A quarter of investors aged over 55 will consider moving their cash onto peer-to-peer lending platforms when the Innovative Finance Isa launches in April, according to P2P lender ThinCats.
The West Midlands-based lender said the fresh Isa wrapper would put P2P on the map for investors close to retirement age.
Under the new rules, P2P loans will be included in a wrapper called the Innovative Finance Isa, which will allow lenders to benefit from the extended £15,240 tax-free allowance set out by chancellor George Osborne in last year’s Summer Budget.
Kevin Caley, chairman and founder of ThinCats, said that Isa’s attraction to the older generation rests on the tax benefits, especially for higher earners, as well as with the trust and credibility that the tax wrapper affords.
According to ThinCats’ research, the main hesitation for those aged over 55 has been the pressure to preserve capital, with just under half of the 500 active investors or lenders surveyed stating they were worried about the risk of losing money, along with 32 per cent concerned that the sector is still too young and unproven.
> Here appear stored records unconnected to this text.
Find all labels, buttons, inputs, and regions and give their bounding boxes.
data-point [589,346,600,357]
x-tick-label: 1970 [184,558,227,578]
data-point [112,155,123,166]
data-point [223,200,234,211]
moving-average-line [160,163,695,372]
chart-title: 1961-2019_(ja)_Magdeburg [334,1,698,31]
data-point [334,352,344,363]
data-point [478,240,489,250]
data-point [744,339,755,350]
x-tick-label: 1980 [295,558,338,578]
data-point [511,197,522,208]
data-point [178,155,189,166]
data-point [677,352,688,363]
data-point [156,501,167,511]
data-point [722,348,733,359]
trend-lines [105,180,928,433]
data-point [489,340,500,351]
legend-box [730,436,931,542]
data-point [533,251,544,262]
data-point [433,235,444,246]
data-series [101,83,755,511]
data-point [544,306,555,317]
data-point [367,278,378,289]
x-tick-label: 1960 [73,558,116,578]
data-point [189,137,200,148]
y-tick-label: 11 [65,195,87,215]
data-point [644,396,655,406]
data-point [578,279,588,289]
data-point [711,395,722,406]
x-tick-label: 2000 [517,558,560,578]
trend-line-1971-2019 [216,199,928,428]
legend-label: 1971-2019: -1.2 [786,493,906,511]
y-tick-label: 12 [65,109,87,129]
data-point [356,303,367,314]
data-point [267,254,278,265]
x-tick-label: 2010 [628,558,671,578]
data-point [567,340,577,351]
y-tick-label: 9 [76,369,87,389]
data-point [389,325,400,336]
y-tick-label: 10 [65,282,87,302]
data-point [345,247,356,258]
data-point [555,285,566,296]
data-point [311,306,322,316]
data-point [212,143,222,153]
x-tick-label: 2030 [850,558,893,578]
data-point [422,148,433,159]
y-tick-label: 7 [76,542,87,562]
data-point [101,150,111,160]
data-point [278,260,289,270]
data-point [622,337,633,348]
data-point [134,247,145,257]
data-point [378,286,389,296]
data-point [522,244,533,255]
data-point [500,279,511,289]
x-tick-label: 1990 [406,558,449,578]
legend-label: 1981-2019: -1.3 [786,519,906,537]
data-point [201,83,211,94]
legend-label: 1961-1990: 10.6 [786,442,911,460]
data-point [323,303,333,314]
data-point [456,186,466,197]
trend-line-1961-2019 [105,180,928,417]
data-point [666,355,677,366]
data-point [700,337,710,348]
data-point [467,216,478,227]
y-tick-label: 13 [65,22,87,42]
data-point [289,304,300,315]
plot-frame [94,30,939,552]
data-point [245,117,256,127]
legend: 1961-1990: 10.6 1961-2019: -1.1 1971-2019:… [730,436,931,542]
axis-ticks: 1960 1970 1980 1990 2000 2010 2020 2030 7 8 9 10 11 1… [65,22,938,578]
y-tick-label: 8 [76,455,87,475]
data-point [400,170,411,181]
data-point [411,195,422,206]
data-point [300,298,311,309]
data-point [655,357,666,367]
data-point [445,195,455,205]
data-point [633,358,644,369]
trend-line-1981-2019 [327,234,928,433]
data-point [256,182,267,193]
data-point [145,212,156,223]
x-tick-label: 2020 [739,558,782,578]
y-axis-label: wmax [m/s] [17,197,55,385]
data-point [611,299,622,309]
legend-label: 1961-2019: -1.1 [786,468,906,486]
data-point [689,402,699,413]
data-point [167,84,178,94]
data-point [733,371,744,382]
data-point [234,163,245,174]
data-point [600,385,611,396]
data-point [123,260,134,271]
Last month, advisers raised concerns about the new Innovative Finance Isa, particularly as the P2P industry is not currently covered by the Financial Service Compensation Scheme.
However, the introduction of the Isa is set to radically change this perception in those over 55s, with a quarter of those polled by ThinCats saying they are keen to explore the option come April, while half were currently undecided.
Mr Caley added: “The stage is set for a transformation in this fast growing sector, especially if those later in life decide to capitalise on P2P’s traditionally high interest rates, which are so well suited to regular retirement income.”